We came to one spot that I named Coho Bend. When I saw it I felt like I was going to catch a Coho salmon, though at most only the ghosts of Coho past now dwell in these waters, the logical and modern man would say.
It was the most incredible place I have ever fished. On all sides were cliffs that overhung the creek at the pools far bend. The creek proceeded to do a full 180 degree turn at this spot, a beautiful hairpin curve with a deep dark pool full of mystery and future wonders. The cliffs towering above were covered in ferns, moss, and awesome streaks of various geological age and order.
I worked the big hole at the Coho Bend for what seems like forever or maybe a moment, time telling is inaccurate in dreams.
Just like in my dreams, and many people's dreams, I kept trying and trying and mostly failing.

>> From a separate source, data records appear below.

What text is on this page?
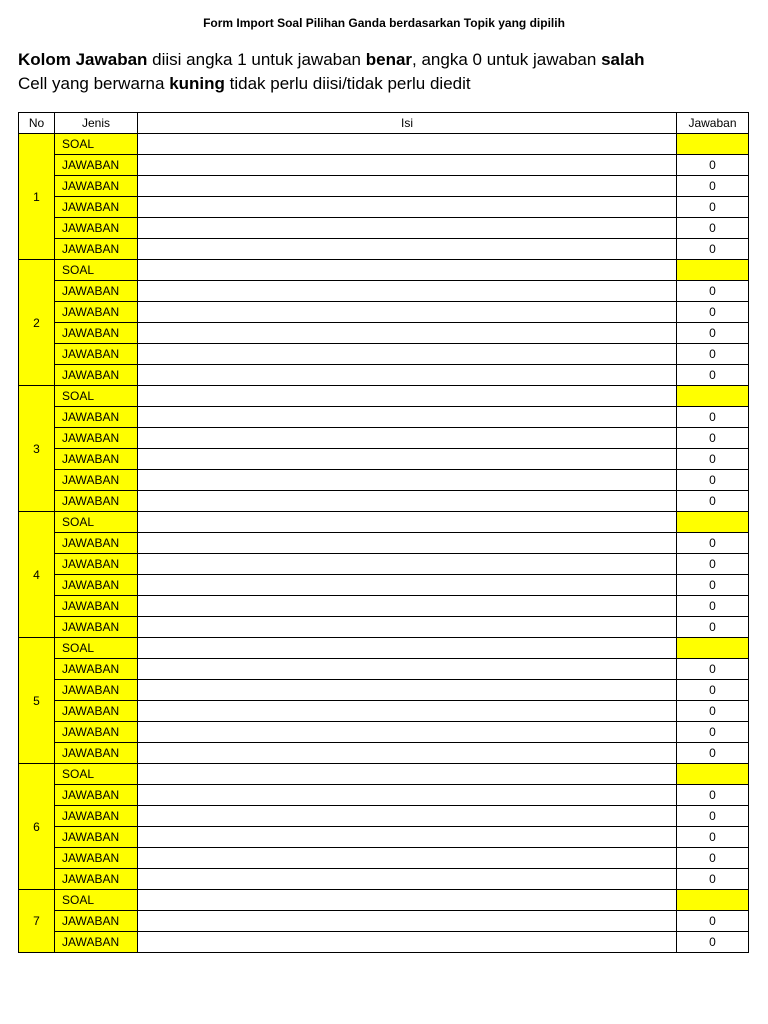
Form Import Soal Pilihan Ganda berdasarkan Topik yang dipilih
Kolom Jawaban diisi angka 1 untuk jawaban benar, angka 0 untuk jawaban salah
Cell yang berwarna kuning tidak perlu diisi/tidak perlu diedit
No	Jenis	Isi	Jawaban
1	SOAL		
	JAWABAN		0
	JAWABAN		0
	JAWABAN		0
	JAWABAN		0
	JAWABAN		0
2	SOAL		
	JAWABAN		0
	JAWABAN		0
	JAWABAN		0
	JAWABAN		0
	JAWABAN		0
3	SOAL		
	JAWABAN		0
	JAWABAN		0
	JAWABAN		0
	JAWABAN		0
	JAWABAN		0
4	SOAL		
	JAWABAN		0
	JAWABAN		0
	JAWABAN		0
	JAWABAN		0
	JAWABAN		0
5	SOAL		
	JAWABAN		0
	JAWABAN		0
	JAWABAN		0
	JAWABAN		0
	JAWABAN		0
6	SOAL		
	JAWABAN		0
	JAWABAN		0
	JAWABAN		0
	JAWABAN		0
	JAWABAN		0
7	SOAL		
	JAWABAN		0
	JAWABAN		0
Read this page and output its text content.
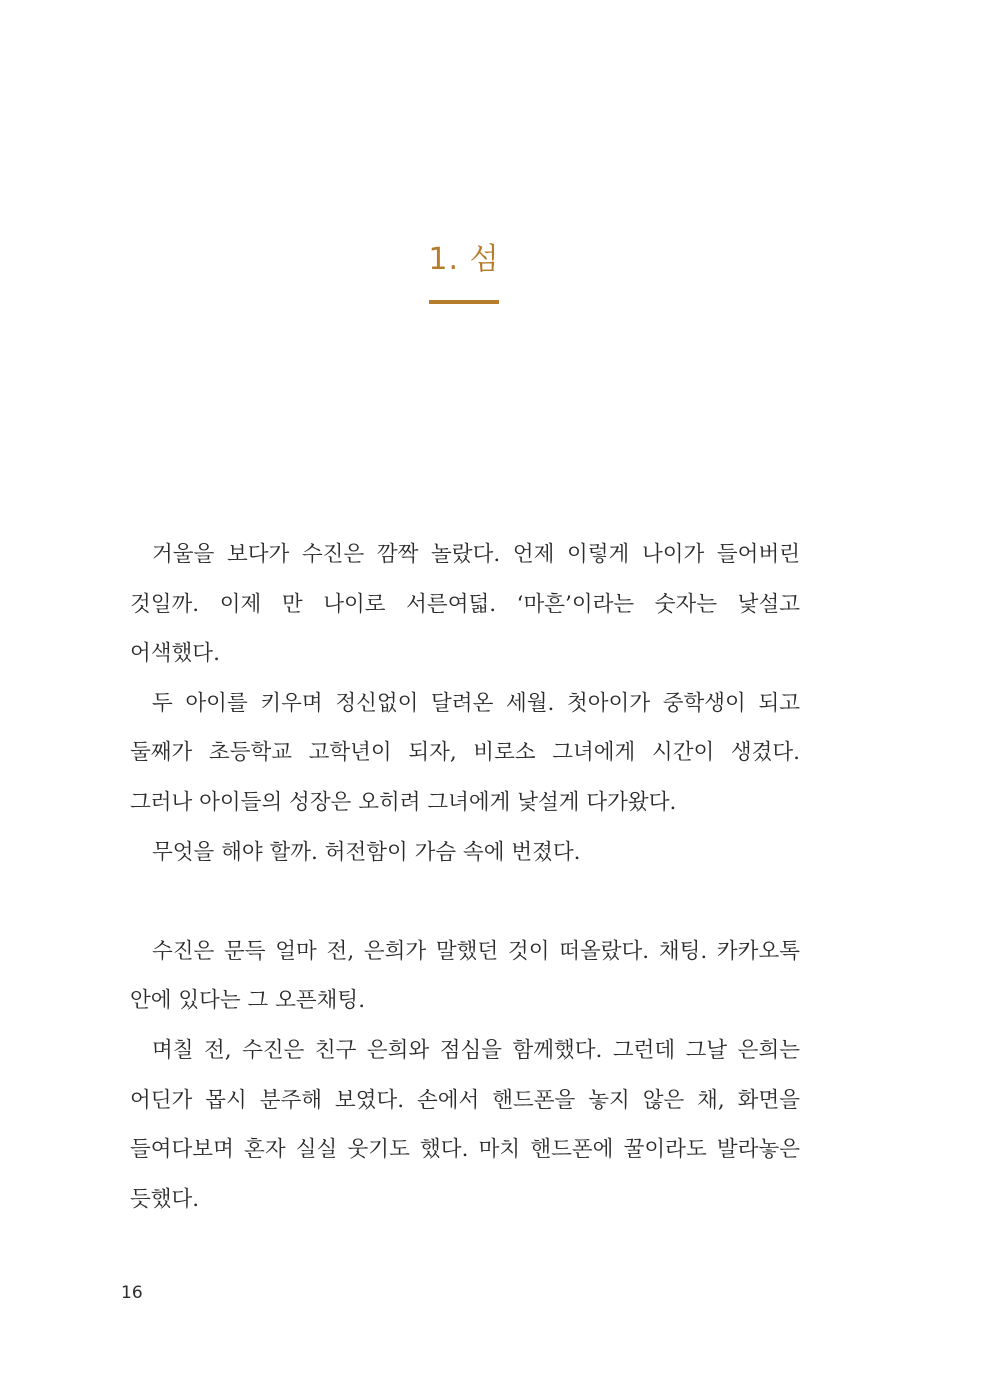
1. 섬

거울을 보다가 수진은 깜짝 놀랐다. 언제 이렇게 나이가 들어버린 것일까. 이제 만 나이로 서른여덟. ‘마흔’이라는 숫자는 낯설고 어색했다.

두 아이를 키우며 정신없이 달려온 세월. 첫아이가 중학생이 되고 둘째가 초등학교 고학년이 되자, 비로소 그녀에게 시간이 생겼다. 그러나 아이들의 성장은 오히려 그녀에게 낯설게 다가왔다.

무엇을 해야 할까. 허전함이 가슴 속에 번졌다.

수진은 문득 얼마 전, 은희가 말했던 것이 떠올랐다. 채팅. 카카오톡 안에 있다는 그 오픈채팅.

며칠 전, 수진은 친구 은희와 점심을 함께했다. 그런데 그날 은희는 어딘가 몹시 분주해 보였다. 손에서 핸드폰을 놓지 않은 채, 화면을 들여다보며 혼자 실실 웃기도 했다. 마치 핸드폰에 꿀이라도 발라놓은 듯했다.

16
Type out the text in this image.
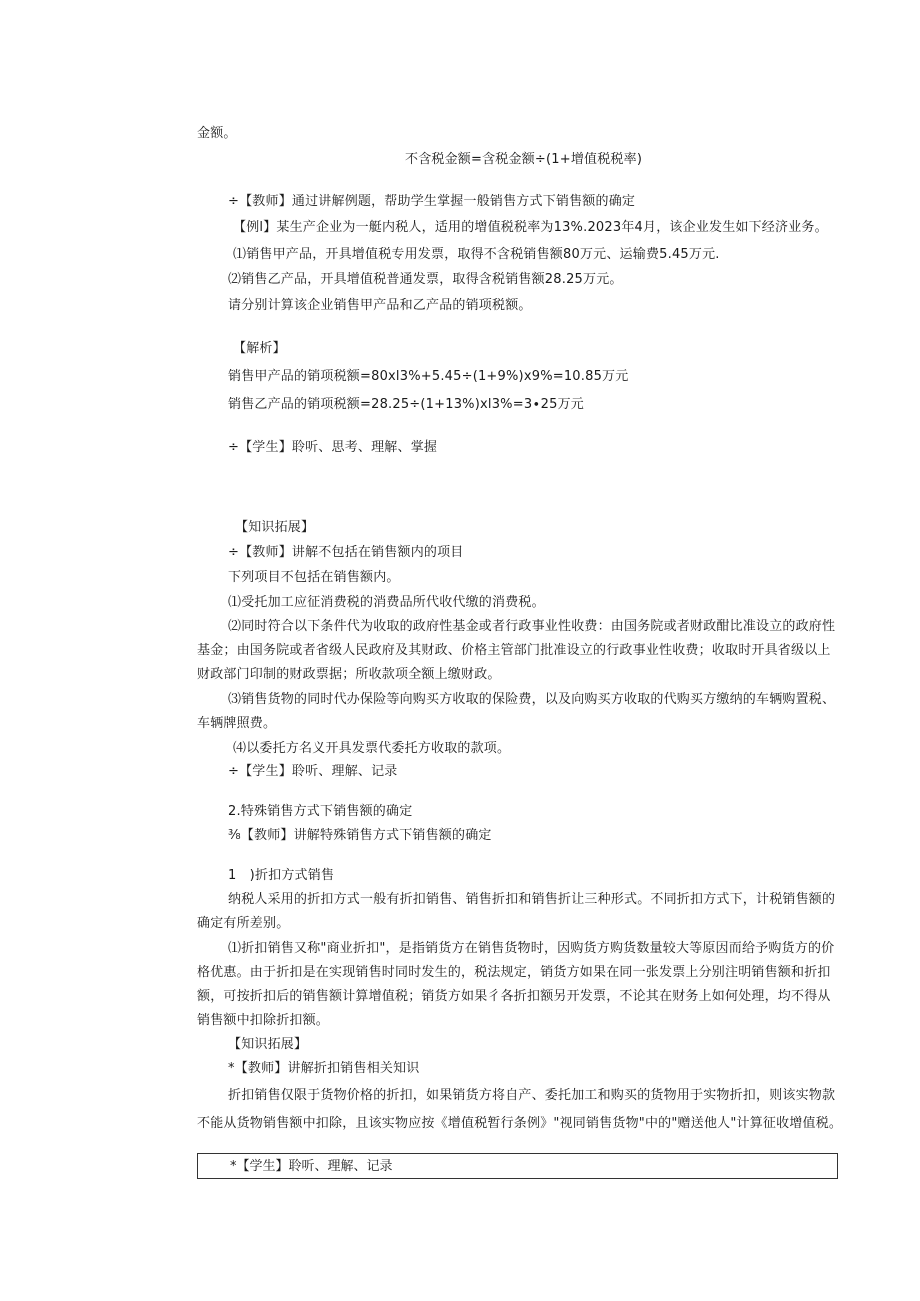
金额。
不含税金额=含税金额÷(1+增值税税率)
÷【教师】通过讲解例题，帮助学生掌握一般销售方式下销售额的确定
【例l】某生产企业为一艇内税人，适用的增值税税率为13%.2023年4月，该企业发生如下经济业务。
⑴销售甲产品，开具增值税专用发票，取得不含税销售额80万元、运输费5.45万元.
⑵销售乙产品，开具增值税普通发票，取得含税销售额28.25万元。
请分别计算该企业销售甲产品和乙产品的销项税额。
【解析】
销售甲产品的销项税额=80xl3%+5.45÷(1+9%)x9%=10.85万元
销售乙产品的销项税额=28.25÷(1+13%)xl3%=3∙25万元
÷【学生】聆听、思考、理解、掌握
【知识拓展】
÷【教师】讲解不包括在销售额内的项目
下列项目不包括在销售额内。
⑴受托加工应征消费税的消费品所代收代缴的消费税。
⑵同时符合以下条件代为收取的政府性基金或者行政事业性收费：由国务院或者财政酣比准设立的政府性
基金；由国务院或者省级人民政府及其财政、价格主管部门批准设立的行政事业性收费；收取时开具省级以上
财政部门印制的财政票据；所收款项全额上缴财政。
⑶销售货物的同时代办保险等向购买方收取的保险费，以及向购买方收取的代购买方缴纳的车辆购置税、
车辆牌照费。
⑷以委托方名义开具发票代委托方收取的款项。
÷【学生】聆听、理解、记录
2.特殊销售方式下销售额的确定
⅜【教师】讲解特殊销售方式下销售额的确定
1　)折扣方式销售
纳税人采用的折扣方式一般有折扣销售、销售折扣和销售折让三种形式。不同折扣方式下，计税销售额的
确定有所差别。
⑴折扣销售又称"商业折扣"，是指销货方在销售货物时，因购货方购货数量较大等原因而给予购货方的价
格优惠。由于折扣是在实现销售时同时发生的，税法规定，销货方如果在同一张发票上分别注明销售额和折扣
额，可按折扣后的销售额计算增值税；销货方如果彳各折扣额另开发票，不论其在财务上如何处理，均不得从
销售额中扣除折扣额。
【知识拓展】
*【教师】讲解折扣销售相关知识
折扣销售仅限于货物价格的折扣，如果销货方将自产、委托加工和购买的货物用于实物折扣，则该实物款
不能从货物销售额中扣除，且该实物应按《增值税暂行条例》"视同销售货物"中的"赠送他人"计算征收增值税。
*【学生】聆听、理解、记录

I would get a big strike on my second drift n' strip, but miss the hookset. I fished on and the incident was replayed like a skipping record.
I decided to cover more of the bend pool. I let out almost all of my 100feet of fly line, letting the fly swim all the way to the tail of the pool at which time I proceeded to start my slow, short, strips back up against the current.
Half way through the pool I had a huge strike and set the hook!
It was a slab of something fierce, angry, and utterly wild. I saw it turn and flash it's broad side at me shining bright with pink and silver. This was bigger than the other fish we had encountered and it fought accordingly.
Just as the fish had turned to show me a mere fleeting glimpse of what I was dealing with the fearless fish charged me like a freight train that was makin’ up lost time.
With all of that fly line out I could not keep the line tight and I fell to the ground, on my back, splayed out in defeat, tangled in a mess of line, leader, and fly.
The ones that get away are indeed the most memorable.